Competitive Exams: General Studies Economics Land Reforms Modernization

Land Reforms Modernization

  1. As stated above, the result of the decline of land revenue as major sources of revenue for the States was a declining investment in this sector through the Plan funds. This led to a gross neglect of the survey and maintenance of land records, making them hopelessly out-of-date and, therefore, unreliable.

  2. With the advent of the industrial and commercial sectors, land emerged as an important economic resource. For development to take place at a rapid pace it was imperative to have updated and accurate land records at all time. However, the traditional manual methods of maintenance of land records could not keep pace with the requirements of the modern State. It was the advent of modern technology which made the availability of real-time records an achievable objective.

  3. Modernization of land records was first suggested by State Revenue Ministers in a Conference held in New Delhi in 1985. As a consequence, two programmes were launched by the Central Government, viz.

    1. Strengthening of Revenue Administration and Updating of Land Records (SRA&ULR), in 1987 − 88.

    2. Computerization of Land Records (CLR), in 1988 − 89.

  4. Under these schemes, support was provided to the States and Union Territories for strengthening of the land records maintenance infrastructure, adoption of modern survey and information technology for updating and computerization of both textual and spatial records, digitization of maps, training and capacity building.

  5. The way the schemes were framer, the exit modes were not defined; nor were technology options for survey firmed up; neither was the system of monitoring emphatically spelt out. Further, both the schemes of CLR and SRA&ULR excluded interconnectivity, geographic information system (GIS) mapping, connectivity with banks and treasuries, and Registration the last of which is a vital link in updating the land records.
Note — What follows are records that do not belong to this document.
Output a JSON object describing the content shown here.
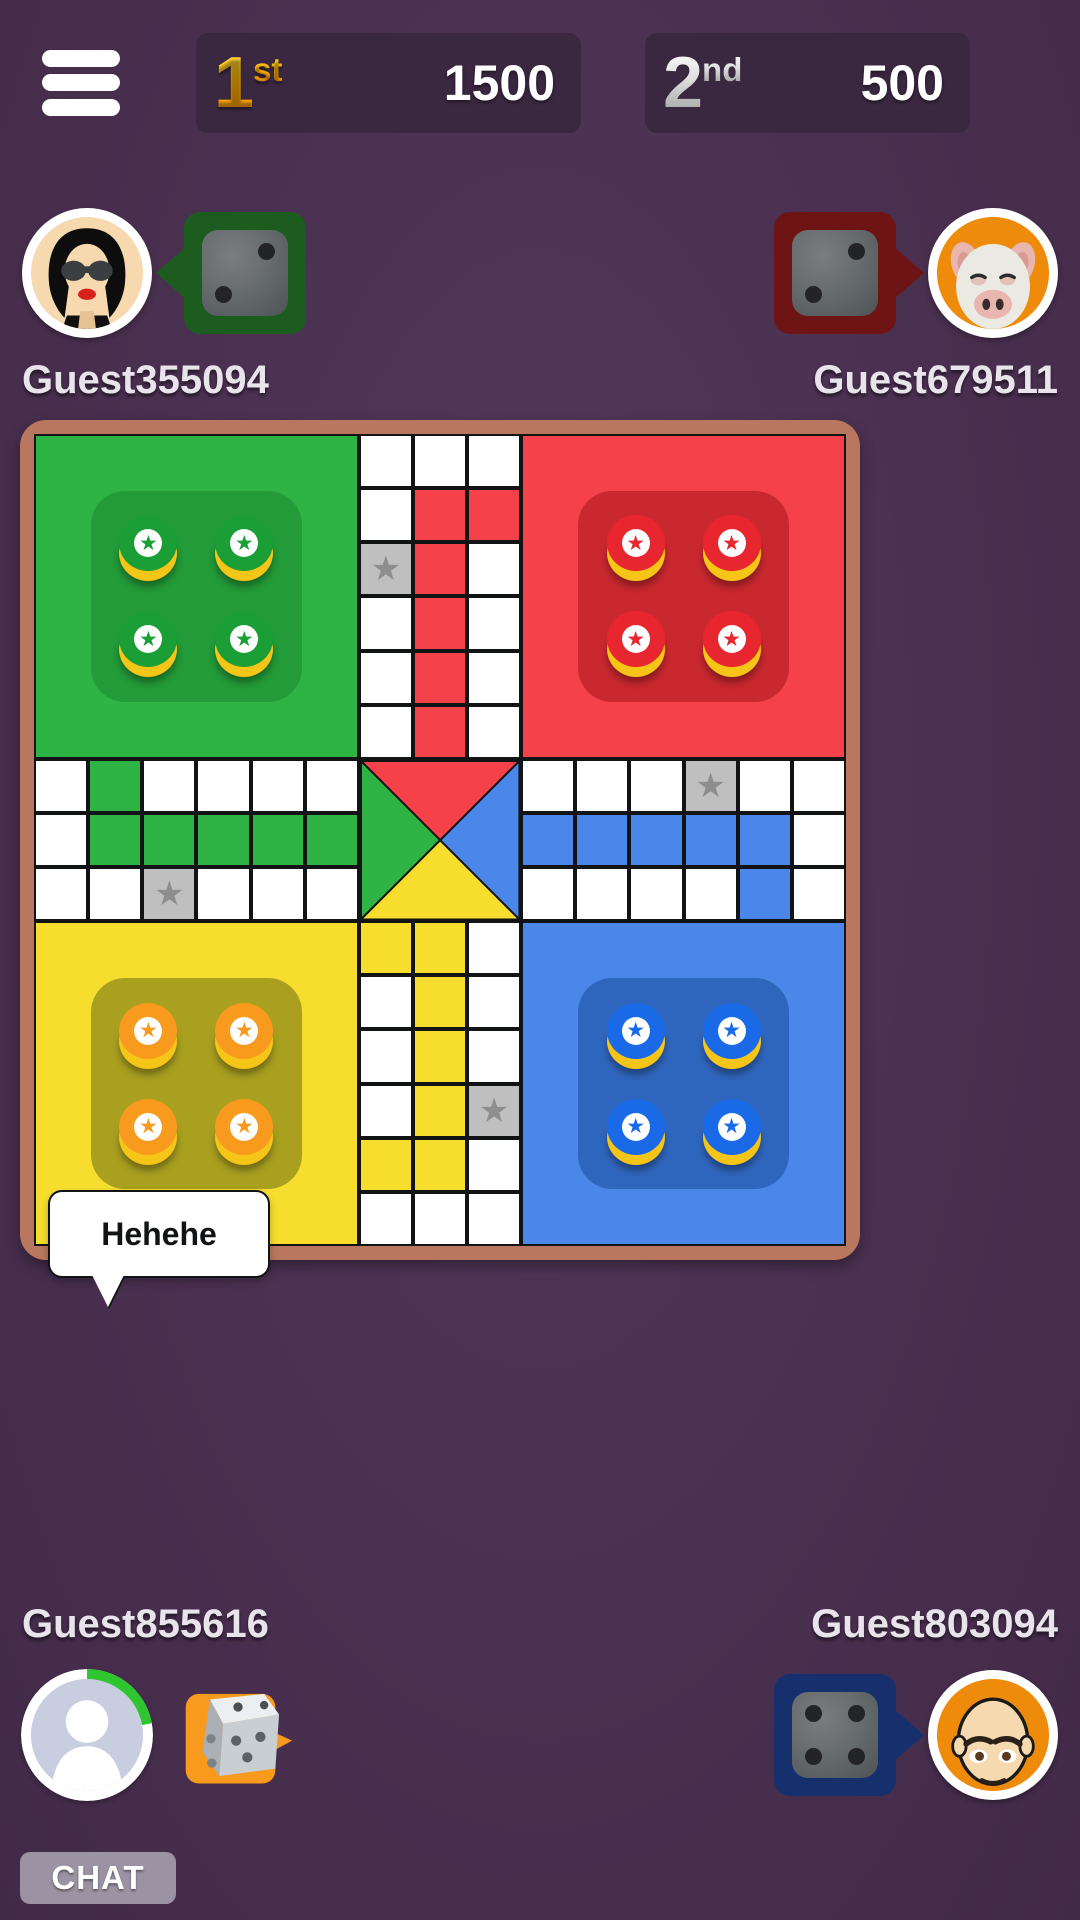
{
  "topbar": {
    "menu_icon": "hamburger-menu-icon",
    "prizes": [
      {
        "rank_num": "1",
        "rank_suffix": "st",
        "amount": "1500",
        "color": "#ffb600"
      },
      {
        "rank_num": "2",
        "rank_suffix": "nd",
        "amount": "500",
        "color": "#dedede"
      }
    ]
  },
  "players": [
    {
      "name": "Guest355094",
      "color_name": "green",
      "color": "#2fb344",
      "avatar_icon": "woman-sunglasses-avatar-icon",
      "dice_value": 2,
      "dice_style": "dark",
      "holder_color": "#1d5c1f",
      "active": false,
      "position": "top-left"
    },
    {
      "name": "Guest679511",
      "color_name": "red",
      "color": "#f5414a",
      "avatar_icon": "pig-face-avatar-icon",
      "dice_value": 2,
      "dice_style": "dark",
      "holder_color": "#6e1414",
      "active": false,
      "position": "top-right"
    },
    {
      "name": "Guest855616",
      "color_name": "yellow",
      "color": "#f7de2e",
      "avatar_icon": "default-person-avatar-icon",
      "dice_value": 5,
      "dice_style": "white-3d",
      "holder_color": "#f79a1d",
      "active": true,
      "turn_timer_percent": 22,
      "position": "bottom-left"
    },
    {
      "name": "Guest803094",
      "color_name": "blue",
      "color": "#4a87e8",
      "avatar_icon": "bald-man-avatar-icon",
      "dice_value": 4,
      "dice_style": "dark",
      "holder_color": "#16306e",
      "active": false,
      "position": "bottom-right"
    }
  ],
  "chat": {
    "bubble_message": "Hehehe",
    "bubble_owner": "Guest855616",
    "button_label": "CHAT"
  },
  "board": {
    "frame_color": "#b9775f",
    "star_icon": "safe-cell-star-icon",
    "token_icon": "star-token-icon",
    "quadrants": [
      {
        "color_name": "green",
        "color": "#2fb344",
        "pad_color": "#239b38",
        "tokens_at_home": 4
      },
      {
        "color_name": "red",
        "color": "#f5414a",
        "pad_color": "#c9282f",
        "tokens_at_home": 4
      },
      {
        "color_name": "yellow",
        "color": "#f7de2e",
        "pad_color": "#a9a020",
        "tokens_at_home": 4
      },
      {
        "color_name": "blue",
        "color": "#4a87e8",
        "pad_color": "#2f66bd",
        "tokens_at_home": 4
      }
    ],
    "center_triangles": {
      "top": "#f5414a",
      "left": "#2fb344",
      "bottom": "#f7de2e",
      "right": "#4a87e8"
    }
  }
}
  6. Progress was uneven across the country; some States moved forward rapidly, pooling together the Central Government support and their own resources and initiatives, e. g. Karnataka and Goa; others lagged behind, or made progress only in some areas, such as, computerization of outdated textual records.
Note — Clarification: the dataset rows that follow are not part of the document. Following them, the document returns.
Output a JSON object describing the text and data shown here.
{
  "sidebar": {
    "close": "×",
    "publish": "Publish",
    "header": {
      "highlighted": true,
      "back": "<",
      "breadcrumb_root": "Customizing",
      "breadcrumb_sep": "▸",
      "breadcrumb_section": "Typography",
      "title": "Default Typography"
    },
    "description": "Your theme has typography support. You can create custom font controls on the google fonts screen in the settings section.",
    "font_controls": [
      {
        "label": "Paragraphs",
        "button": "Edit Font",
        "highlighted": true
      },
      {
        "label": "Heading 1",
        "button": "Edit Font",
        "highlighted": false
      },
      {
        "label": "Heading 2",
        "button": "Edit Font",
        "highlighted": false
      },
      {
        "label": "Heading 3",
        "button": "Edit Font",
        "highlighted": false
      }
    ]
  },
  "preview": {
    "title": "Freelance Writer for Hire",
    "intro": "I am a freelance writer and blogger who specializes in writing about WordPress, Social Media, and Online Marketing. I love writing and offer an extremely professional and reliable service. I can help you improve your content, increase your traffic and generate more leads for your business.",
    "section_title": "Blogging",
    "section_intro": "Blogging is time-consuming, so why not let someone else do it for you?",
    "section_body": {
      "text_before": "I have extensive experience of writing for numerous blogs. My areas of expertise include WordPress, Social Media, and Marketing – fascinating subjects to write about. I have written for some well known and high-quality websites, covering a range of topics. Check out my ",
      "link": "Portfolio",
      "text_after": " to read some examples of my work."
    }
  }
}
  7. Keeping in view the above position, the Cabinet approved on 21st August, 2008, the merger of these two Centrally-sponsored scheme of CLR and SRA&ULR, and their modification and replacement with the Centrally-sponsored scheme of the National Land Records Modernization Programme (NLRMP).

  8. The NLRMP combines the key components of the two schemes, adds new components such as integration of textual and spatial records computerization of Registration and inter-connectivity between Revenue and Registration systems, firmed up modern technology options for survey and core GIS. This integration and enhanced scheme has a its goal the introduction in the country of conclusive titling with title guarantee and indemnification, instead of the present land titling system which provides merely for Registration of deeds and documents and presumptive property titles.

  9. The NLRMP has four major components

    1. computerization of property

    2. survey and preparation of maps using modern technologies

    3. computerization of the Registration process

    4. training and capacity building.

  10. The NLRMP is being implemented in a methodical manner and all the district in the country are expected to be covered by the end of the 12th Plan. Further, the activities are being undertaken in a systematic manner, which are to converge in the district and district is the unit of implementation. So far 206 district in 29

States/UTs have been covered under the programme and funds to the tune of Rs. 518.63 crore have been released towards Central share.